1. Field of the Invention
The present invention generally relates to repair or circuit modification of microelectronic chips particularly during manufacture. More specifically, chips having conductors, typically copper or aluminum, embedded in organic dielectric layers can be modified after the conductors have been formed. This organic dielectric layer is also variously described in the art by terminology such as low-k dielectric, spin-on glass, or spin-on dielectric.
2. Description of the Related Art
The Focused Ion Beam (FIB) tool is well known in the art for ion milling and has been used for chip analysis, modification, and repair. A typical conventional system utilizes bromine gas and a focused ion beam to selectively mill aluminum lines in a silicon oxide dielectric, a procedure that slices through the conductor to create an electrical open circuit. The complementary procedure of adding conductive material to create shorts or to connect two conductors is done by ion-assisted deposition of a metal such as tungsten from a gaseous metal precursor onto the area to be connected. This conventional method of creating electrical disconnections is not applicable to organic dielectric/metallization schemes because no gas is commercially available that ensures the complete removal of residual metal, such as copper, in the milled area. More important, ion milling utilizes charged ions that impregnate the organic dielectric to defeat electrical isolation.

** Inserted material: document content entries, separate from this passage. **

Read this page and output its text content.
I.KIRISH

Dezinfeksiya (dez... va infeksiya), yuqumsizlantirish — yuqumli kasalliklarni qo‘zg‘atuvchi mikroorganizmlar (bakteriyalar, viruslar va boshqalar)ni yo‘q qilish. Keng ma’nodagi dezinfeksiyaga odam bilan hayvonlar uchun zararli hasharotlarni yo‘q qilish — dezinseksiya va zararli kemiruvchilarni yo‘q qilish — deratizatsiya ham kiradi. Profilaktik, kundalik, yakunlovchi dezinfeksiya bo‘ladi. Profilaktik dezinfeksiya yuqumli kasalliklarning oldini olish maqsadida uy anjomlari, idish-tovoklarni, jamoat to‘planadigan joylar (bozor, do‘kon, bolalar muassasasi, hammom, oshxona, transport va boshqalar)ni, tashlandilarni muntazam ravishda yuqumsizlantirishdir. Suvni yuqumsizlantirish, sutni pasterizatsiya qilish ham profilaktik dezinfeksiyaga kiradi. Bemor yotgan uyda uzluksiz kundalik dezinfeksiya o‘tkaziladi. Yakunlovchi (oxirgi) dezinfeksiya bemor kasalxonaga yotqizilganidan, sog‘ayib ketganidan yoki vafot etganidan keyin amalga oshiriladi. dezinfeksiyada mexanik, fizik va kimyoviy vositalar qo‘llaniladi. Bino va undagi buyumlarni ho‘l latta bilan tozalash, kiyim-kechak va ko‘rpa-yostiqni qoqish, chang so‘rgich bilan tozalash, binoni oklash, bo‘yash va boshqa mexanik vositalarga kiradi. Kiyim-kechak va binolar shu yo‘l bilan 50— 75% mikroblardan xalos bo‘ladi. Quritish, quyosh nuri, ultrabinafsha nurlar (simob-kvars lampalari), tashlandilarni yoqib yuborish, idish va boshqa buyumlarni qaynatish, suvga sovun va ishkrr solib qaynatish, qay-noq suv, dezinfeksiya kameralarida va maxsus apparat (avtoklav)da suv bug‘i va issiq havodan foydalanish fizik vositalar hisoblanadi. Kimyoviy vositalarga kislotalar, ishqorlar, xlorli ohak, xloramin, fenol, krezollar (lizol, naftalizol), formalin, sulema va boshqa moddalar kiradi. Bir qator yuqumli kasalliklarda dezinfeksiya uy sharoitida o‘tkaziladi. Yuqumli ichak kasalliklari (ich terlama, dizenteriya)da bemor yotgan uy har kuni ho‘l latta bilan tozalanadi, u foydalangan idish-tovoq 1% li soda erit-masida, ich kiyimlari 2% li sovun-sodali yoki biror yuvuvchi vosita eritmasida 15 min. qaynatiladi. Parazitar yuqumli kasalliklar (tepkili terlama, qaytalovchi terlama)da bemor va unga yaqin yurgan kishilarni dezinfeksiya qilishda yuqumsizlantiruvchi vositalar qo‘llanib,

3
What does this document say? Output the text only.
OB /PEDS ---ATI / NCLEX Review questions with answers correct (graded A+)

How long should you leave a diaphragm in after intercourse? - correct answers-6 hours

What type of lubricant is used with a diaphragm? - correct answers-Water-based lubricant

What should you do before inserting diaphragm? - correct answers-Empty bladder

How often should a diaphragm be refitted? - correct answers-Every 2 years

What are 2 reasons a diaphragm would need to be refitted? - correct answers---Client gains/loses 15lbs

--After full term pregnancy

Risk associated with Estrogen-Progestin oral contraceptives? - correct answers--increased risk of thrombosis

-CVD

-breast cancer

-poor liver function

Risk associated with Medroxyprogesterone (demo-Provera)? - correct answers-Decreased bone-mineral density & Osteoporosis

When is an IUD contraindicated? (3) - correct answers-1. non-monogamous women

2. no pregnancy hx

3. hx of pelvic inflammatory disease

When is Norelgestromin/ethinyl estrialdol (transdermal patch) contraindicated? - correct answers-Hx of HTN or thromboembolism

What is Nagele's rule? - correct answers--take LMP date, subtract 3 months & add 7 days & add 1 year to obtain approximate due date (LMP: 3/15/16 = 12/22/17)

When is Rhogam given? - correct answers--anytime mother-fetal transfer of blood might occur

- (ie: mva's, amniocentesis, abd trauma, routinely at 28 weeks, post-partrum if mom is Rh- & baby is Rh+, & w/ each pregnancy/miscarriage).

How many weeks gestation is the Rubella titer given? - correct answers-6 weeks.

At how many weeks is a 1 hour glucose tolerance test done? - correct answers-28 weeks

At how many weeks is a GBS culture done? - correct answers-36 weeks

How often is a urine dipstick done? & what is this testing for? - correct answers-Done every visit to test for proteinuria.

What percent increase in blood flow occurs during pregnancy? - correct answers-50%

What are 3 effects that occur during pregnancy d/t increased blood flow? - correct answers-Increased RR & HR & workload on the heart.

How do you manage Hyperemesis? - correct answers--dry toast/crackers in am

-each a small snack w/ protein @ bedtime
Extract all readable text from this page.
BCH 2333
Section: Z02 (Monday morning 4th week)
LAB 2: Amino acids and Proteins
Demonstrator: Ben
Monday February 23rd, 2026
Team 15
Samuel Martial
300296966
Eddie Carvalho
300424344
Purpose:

Conventional methods using FIB milling concern aluminum lines in silicon oxide and does not work for tight pitch copper lines in low-k dielectric materials. Thus, until now no effective method exists to allow circuit modification of chips with organic dielectric layers. The disclosed technique overcomes the above mentioned problems of charged ions and residual metal by using a combination of selective dielectric removal and FIB milling.